Con la mostra transmediale SUPERFLUO gli artisti sollecitano la riflessione sull’utilità dell’inutile e su cosa sia veramente necessario, perché spesso sono le cose più leggere, apparentemente inutili, a renderci felici. L’installazione è una prevaricazione dei pregiudizi e uno stimolo a rivedere il concetto di superfluo. L’utilità dell’inutile scaturisce dalla consapevolezza che l’uomo si nutre di emozioni, che sono ciò che più caratterizza la sua umanità. Il superfluo è tutto ciò che dà senso al momento, al qui ed ora, ciò che rende piacevole l’esistenza. Come il vino, l’arte fluisce nel nostro inconscio e tocca un livello più profondo della ragione, il sentire. La logica non basta, non esistono parametri oggettivi per misurare l’emozione. L’utilità, il senso e il fine non sono sufficienti per spiegare l’uomo. Le emozioni, il sapere, l’arte, il lusso sono una necessità che inizia quando la necessità finisce. Ed allora stiamo apprezzando l’effimero, l’inutile, il superfluo.

Il vino condivide con l’arte codici linguistici e sociali universali che raccontano il bello e il buono della vita. In particolare, l’arte immersiva contemporanea sollecita esperienze collettive che coinvolgono la parte emotiva e sensoriale del pubblico, in grande affinità al mondo del vino, dove la componente sociale di condivisione dell’esperienza è intrinseca alla degustazione stessa. Per esaltare il valore suggestivo dell’installazione, gli artisti hanno scelto di giocare con l’ambiguità di significato della parola SUPERFLUO, traducendo in luminosità massima la visione del messaggio che vogliono condividere con il pubblico.

La mostra si snoda in un percorso che attraversa due sale di Palazzo del Capitanio. Un primo ambiente accoglie il visitatore e introduce il tema della mostra attraverso l’esposizione di opere e video generativi di super-fluidi iridescenti. Accedendo alla sala successiva, il visitatore si troverà all’interno di un’installazione artistica site specific. L’opera immersiva sarà composta da una multiproiezione che popolerà le volte del soffitto di organismi bioluminescenti mentre lo spazio centrale della sala sarà occupato da una semisfera con cui interagirà una luce laser che evocherà tra i mondi superflui anche quello del vino. L’installazione obbligherà ad abbandonare i tradizionali punti di riferimento visivi e uditivi per immergersi in un mondo immaginifico e superfluo e vivere l’ossimoro dell’utilità dell’inutile.

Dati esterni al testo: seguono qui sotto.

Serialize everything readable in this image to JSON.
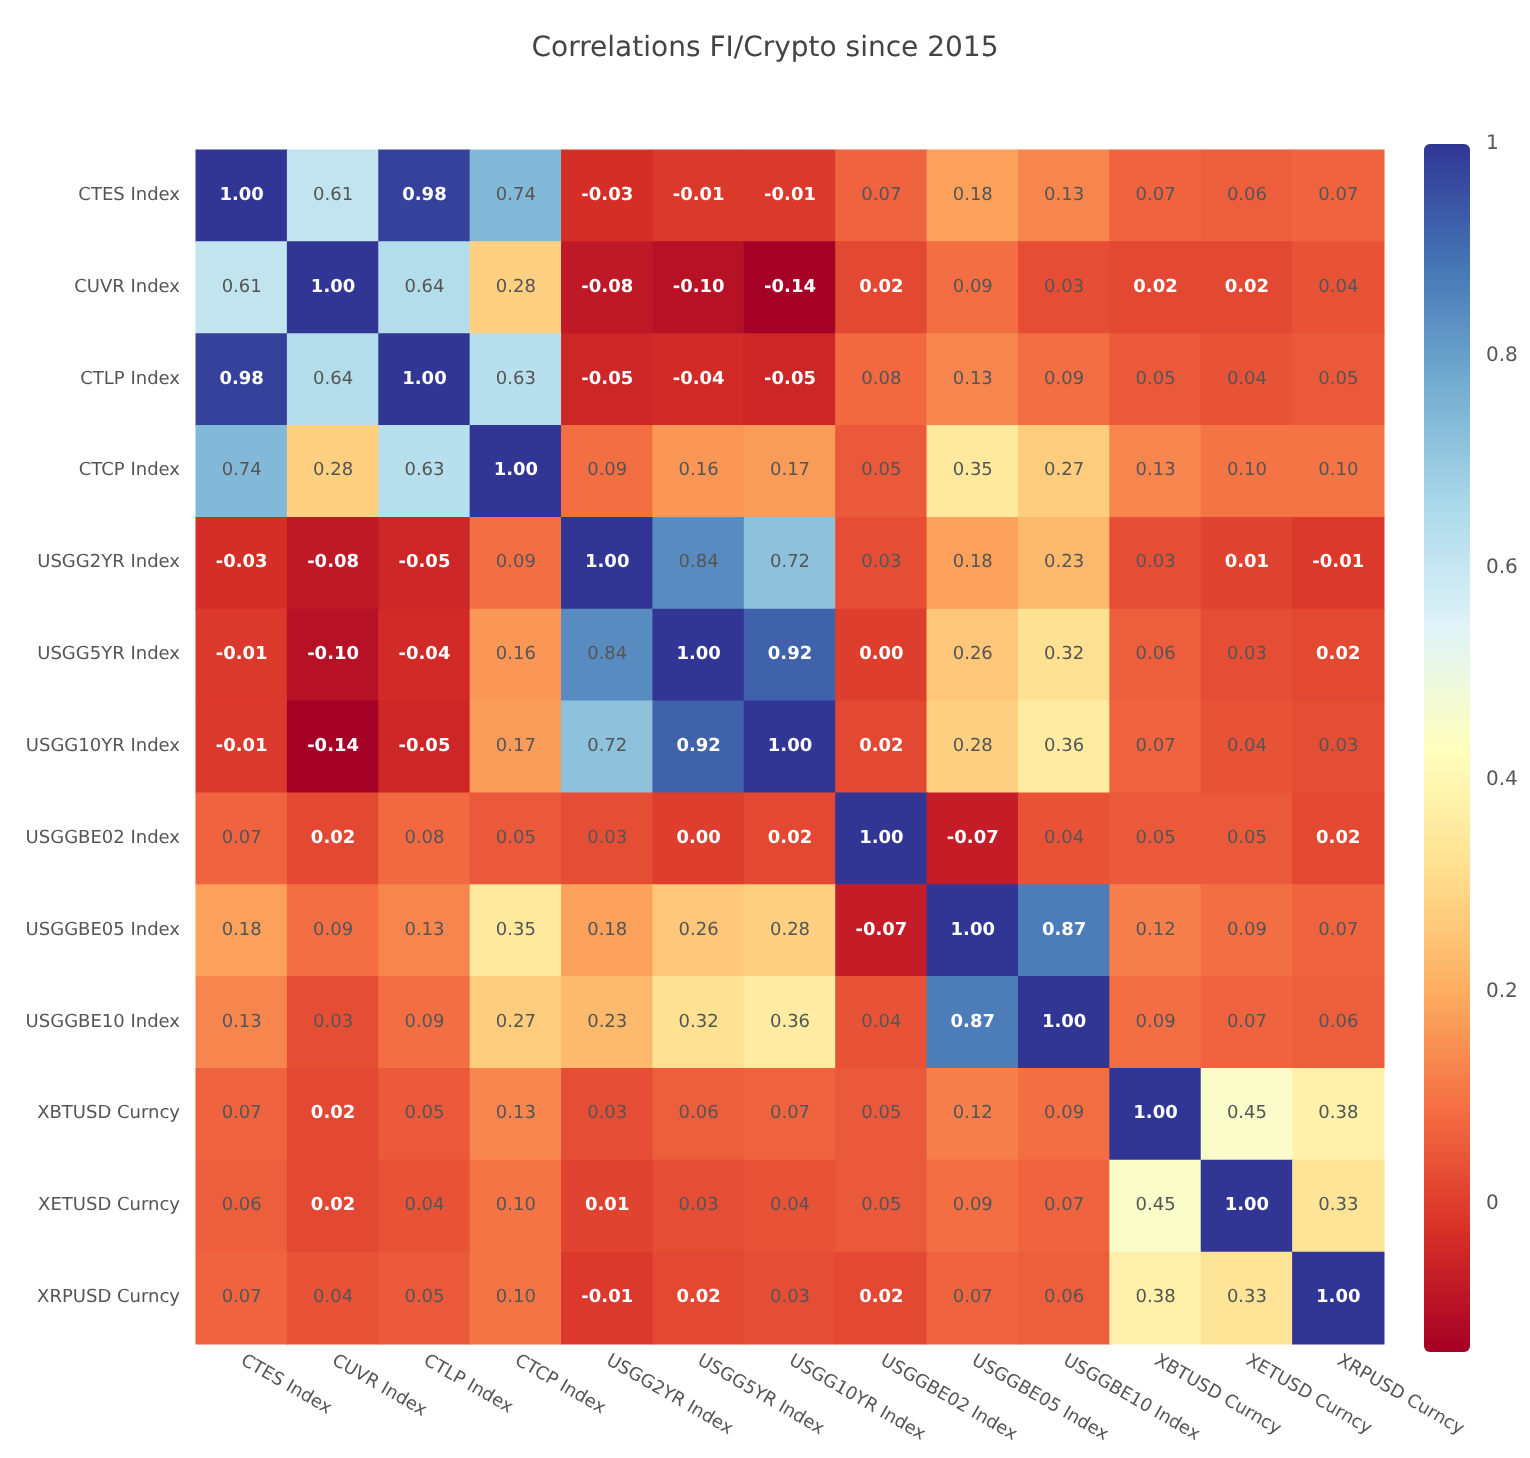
{
  "chart_data": {
    "type": "heatmap",
    "title": "Correlations FI/Crypto since 2015",
    "categories": [
      "CTES Index",
      "CUVR Index",
      "CTLP Index",
      "CTCP Index",
      "USGG2YR Index",
      "USGG5YR Index",
      "USGG10YR Index",
      "USGGBE02 Index",
      "USGGBE05 Index",
      "USGGBE10 Index",
      "XBTUSD Curncy",
      "XETUSD Curncy",
      "XRPUSD Curncy"
    ],
    "y_categories": [
      "CTES Index",
      "CUVR Index",
      "CTLP Index",
      "CTCP Index",
      "USGG2YR Index",
      "USGG5YR Index",
      "USGG10YR Index",
      "USGGBE02 Index",
      "USGGBE05 Index",
      "USGGBE10 Index",
      "XBTUSD Curncy",
      "XETUSD Curncy",
      "XRPUSD Curncy"
    ],
    "cells": [
      [
        1,
        0.61,
        0.98,
        0.74,
        -0.03,
        -0.01,
        -0.01,
        0.07,
        0.18,
        0.13,
        0.07,
        0.06,
        0.07
      ],
      [
        0.61,
        1,
        0.64,
        0.28,
        -0.08,
        -0.1,
        -0.14,
        0.02,
        0.09,
        0.03,
        0.02,
        0.02,
        0.04
      ],
      [
        0.98,
        0.64,
        1,
        0.63,
        -0.05,
        -0.04,
        -0.05,
        0.08,
        0.13,
        0.09,
        0.05,
        0.04,
        0.05
      ],
      [
        0.74,
        0.28,
        0.63,
        1,
        0.09,
        0.16,
        0.17,
        0.05,
        0.35,
        0.27,
        0.13,
        0.1,
        0.1
      ],
      [
        -0.03,
        -0.08,
        -0.05,
        0.09,
        1,
        0.84,
        0.72,
        0.03,
        0.18,
        0.23,
        0.03,
        0.01,
        -0.01
      ],
      [
        -0.01,
        -0.1,
        -0.04,
        0.16,
        0.84,
        1,
        0.92,
        0,
        0.26,
        0.32,
        0.06,
        0.03,
        0.02
      ],
      [
        -0.01,
        -0.14,
        -0.05,
        0.17,
        0.72,
        0.92,
        1,
        0.02,
        0.28,
        0.36,
        0.07,
        0.04,
        0.03
      ],
      [
        0.07,
        0.02,
        0.08,
        0.05,
        0.03,
        0,
        0.02,
        1,
        -0.07,
        0.04,
        0.05,
        0.05,
        0.02
      ],
      [
        0.18,
        0.09,
        0.13,
        0.35,
        0.18,
        0.26,
        0.28,
        -0.07,
        1,
        0.87,
        0.12,
        0.09,
        0.07
      ],
      [
        0.13,
        0.03,
        0.09,
        0.27,
        0.23,
        0.32,
        0.36,
        0.04,
        0.87,
        1,
        0.09,
        0.07,
        0.06
      ],
      [
        0.07,
        0.02,
        0.05,
        0.13,
        0.03,
        0.06,
        0.07,
        0.05,
        0.12,
        0.09,
        1,
        0.45,
        0.38
      ],
      [
        0.06,
        0.02,
        0.04,
        0.1,
        0.01,
        0.03,
        0.04,
        0.05,
        0.09,
        0.07,
        0.45,
        1,
        0.33
      ],
      [
        0.07,
        0.04,
        0.05,
        0.1,
        -0.01,
        0.02,
        0.03,
        0.02,
        0.07,
        0.06,
        0.38,
        0.33,
        1
      ]
    ],
    "cell_labels": [
      [
        "1.00",
        "0.61",
        "0.98",
        "0.74",
        "-0.03",
        "-0.01",
        "-0.01",
        "0.07",
        "0.18",
        "0.13",
        "0.07",
        "0.06",
        "0.07"
      ],
      [
        "0.61",
        "1.00",
        "0.64",
        "0.28",
        "-0.08",
        "-0.10",
        "-0.14",
        "0.02",
        "0.09",
        "0.03",
        "0.02",
        "0.02",
        "0.04"
      ],
      [
        "0.98",
        "0.64",
        "1.00",
        "0.63",
        "-0.05",
        "-0.04",
        "-0.05",
        "0.08",
        "0.13",
        "0.09",
        "0.05",
        "0.04",
        "0.05"
      ],
      [
        "0.74",
        "0.28",
        "0.63",
        "1.00",
        "0.09",
        "0.16",
        "0.17",
        "0.05",
        "0.35",
        "0.27",
        "0.13",
        "0.10",
        "0.10"
      ],
      [
        "-0.03",
        "-0.08",
        "-0.05",
        "0.09",
        "1.00",
        "0.84",
        "0.72",
        "0.03",
        "0.18",
        "0.23",
        "0.03",
        "0.01",
        "-0.01"
      ],
      [
        "-0.01",
        "-0.10",
        "-0.04",
        "0.16",
        "0.84",
        "1.00",
        "0.92",
        "0.00",
        "0.26",
        "0.32",
        "0.06",
        "0.03",
        "0.02"
      ],
      [
        "-0.01",
        "-0.14",
        "-0.05",
        "0.17",
        "0.72",
        "0.92",
        "1.00",
        "0.02",
        "0.28",
        "0.36",
        "0.07",
        "0.04",
        "0.03"
      ],
      [
        "0.07",
        "0.02",
        "0.08",
        "0.05",
        "0.03",
        "0.00",
        "0.02",
        "1.00",
        "-0.07",
        "0.04",
        "0.05",
        "0.05",
        "0.02"
      ],
      [
        "0.18",
        "0.09",
        "0.13",
        "0.35",
        "0.18",
        "0.26",
        "0.28",
        "-0.07",
        "1.00",
        "0.87",
        "0.12",
        "0.09",
        "0.07"
      ],
      [
        "0.13",
        "0.03",
        "0.09",
        "0.27",
        "0.23",
        "0.32",
        "0.36",
        "0.04",
        "0.87",
        "1.00",
        "0.09",
        "0.07",
        "0.06"
      ],
      [
        "0.07",
        "0.02",
        "0.05",
        "0.13",
        "0.03",
        "0.06",
        "0.07",
        "0.05",
        "0.12",
        "0.09",
        "1.00",
        "0.45",
        "0.38"
      ],
      [
        "0.06",
        "0.02",
        "0.04",
        "0.10",
        "0.01",
        "0.03",
        "0.04",
        "0.05",
        "0.09",
        "0.07",
        "0.45",
        "1.00",
        "0.33"
      ],
      [
        "0.07",
        "0.04",
        "0.05",
        "0.10",
        "-0.01",
        "0.02",
        "0.03",
        "0.02",
        "0.07",
        "0.06",
        "0.38",
        "0.33",
        "1.00"
      ]
    ],
    "clim": [
      -0.14,
      1
    ],
    "cticks": [
      0,
      0.2,
      0.4,
      0.6,
      0.8,
      1
    ]
  }
}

Riccardo Pasqua, amministratore delegato di Pasqua Vini: “Siamo onorati che i NONE abbiano risposto al nostro invito a tornare a Verona per portare un nuovo messaggio durante una manifestazione fieristica di prestigio come ArtVerona. La volontà di creare e emozionare appartiene all’arte come al vino. Nel loro nuovo progetto artistico, vedo l’espressione immaginifica e suggestiva del valore che il nostro vino racchiude. L’arte utilizza codici linguistici universali che superano barriere dove tutti gli altri linguaggi hanno fallito, stimola ad avere un orizzonte sempre più aperto oltre il confine del comune agire. Anche in questo ci riconosciamo. Siamo The House of The Unconventional. Non c’era modo migliore di esprimere la nostra visione di creatività e innovazione”.